Österreichischer Verfassungsgerichtshof (VfGH), Wien, erkennt in dem gesetzlichen Ausschluss der Ablehnung eines im Ermittlungsverfahren im Auftrag der Staatsanwaltschaft tätig gewesenen Sachverständigen als befangen eine Verletzung der Waffengleichheit (Art. 6 EMRK)
«Dieses Ergebnis hat allerdings nicht den generellen Ausschluss eines Sachverständigen allein aus dem Grund, dass er bereits im Ermittlungsverfahren von der Staatsanwaltschaft beigezogen wurde, für die Bestellung in der Hauptverhandlung zur Folge, sondern führt vielmehr dazu, dass das Gericht im Rahmen einer Einzelfallprüfung eine allfällige Befangenheit anhand der Regelung des § 47 Abs. 1 Z 3 iVm § 126 Abs. 4 erster Satz StPO (Vorliegen von Gründen, die geeignet sind, die volle Unvoreingenommenheit und Unparteilichkeit des Sachverständigen in Zweifel zu ziehen) zu beurteilen hat.» (Seite 418)
BVerfG zur Ermittlungseinstellung des Generalbundesanwalts gegen einen Oberst und einen Hauptfeldwebel der Bundeswehr wegen Bombardierung zweier von den Taliban entführter Tanklastwagen mit zahlreichen zivilen Todesopfern 2009 in Kunduz
In dem Nichtannahme-Beschluss der 3. Kammer des Zweiten Senats heißt es: «Der Bescheid des Generalbundesanwalts stellt die von ihm durchgeführten Ermittlungen dar und leitet daraus ab, dass sich keine ausreichenden Anhaltspunkte für einen hinreichenden Tatverdacht ergeben haben. Die wesentliche Annahme, dass sich die Einlassung nicht widerlegen lasse, der Beschuldigte K. habe im Zeitpunkt der Anordnung der Bombardierung und der Beschuldigte W. bei der Übermittlung dieses Befehls an die Piloten der Kampfflugzeuge in der Überzeugung gehandelt, bei den sich in der unmittelbaren Nähe der Tanklastwagen befindlichen Personen habe es sich um bewaffnete Aufständische gehandelt, und daher der subjektive Tatbestand einer Straftat gemäß § 11 Abs. 1 Nr. 3 VStGB nicht gegeben sei, ist nicht willkürlich und aus verfassungsrechtlicher Sicht daher nicht zu beanstanden. (…)

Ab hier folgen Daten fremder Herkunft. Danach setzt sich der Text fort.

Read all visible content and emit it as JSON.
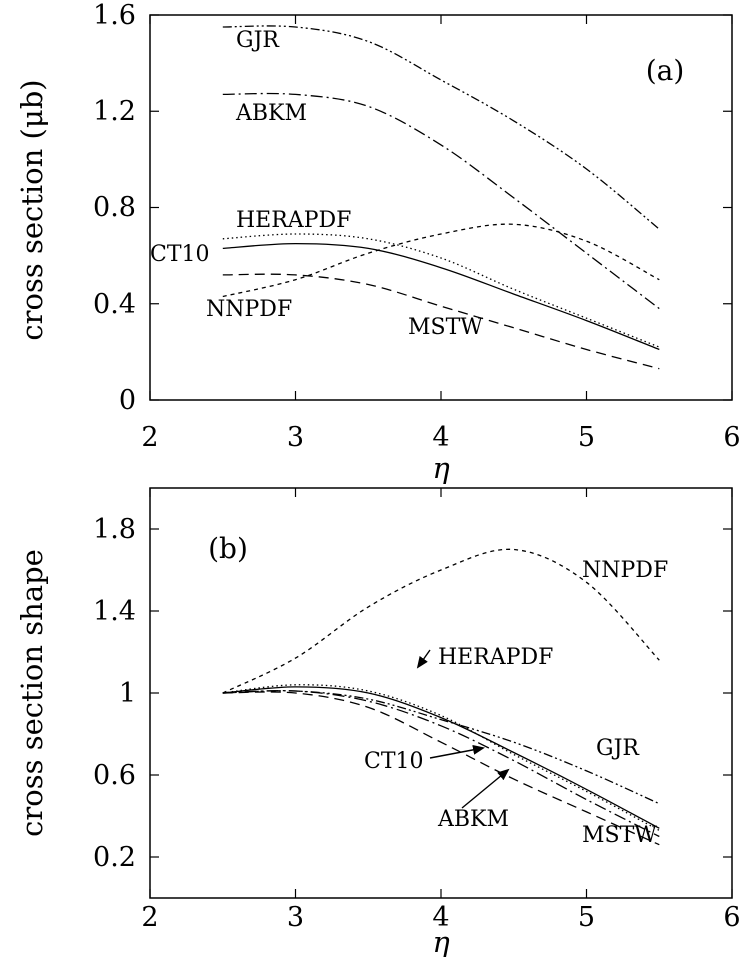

Auch der Beschluss des Oberlandesgerichts Düsseldorf vom 16. Februar 2011 begegnet keinen verfassungsrechtlichen Bedenken. Die durchgeführten Ermittlungen und deren Dokumentation durch den Generalbundesanwalt genügen den verfassungsrechtlichen Anforderungen. Eine nachfolgende gerichtliche Entscheidung, die dies überprüfen soll, kann somit nicht (mehr) zu einer Verletzung des Anspruchs auf effektive Strafverfolgung führen. (…)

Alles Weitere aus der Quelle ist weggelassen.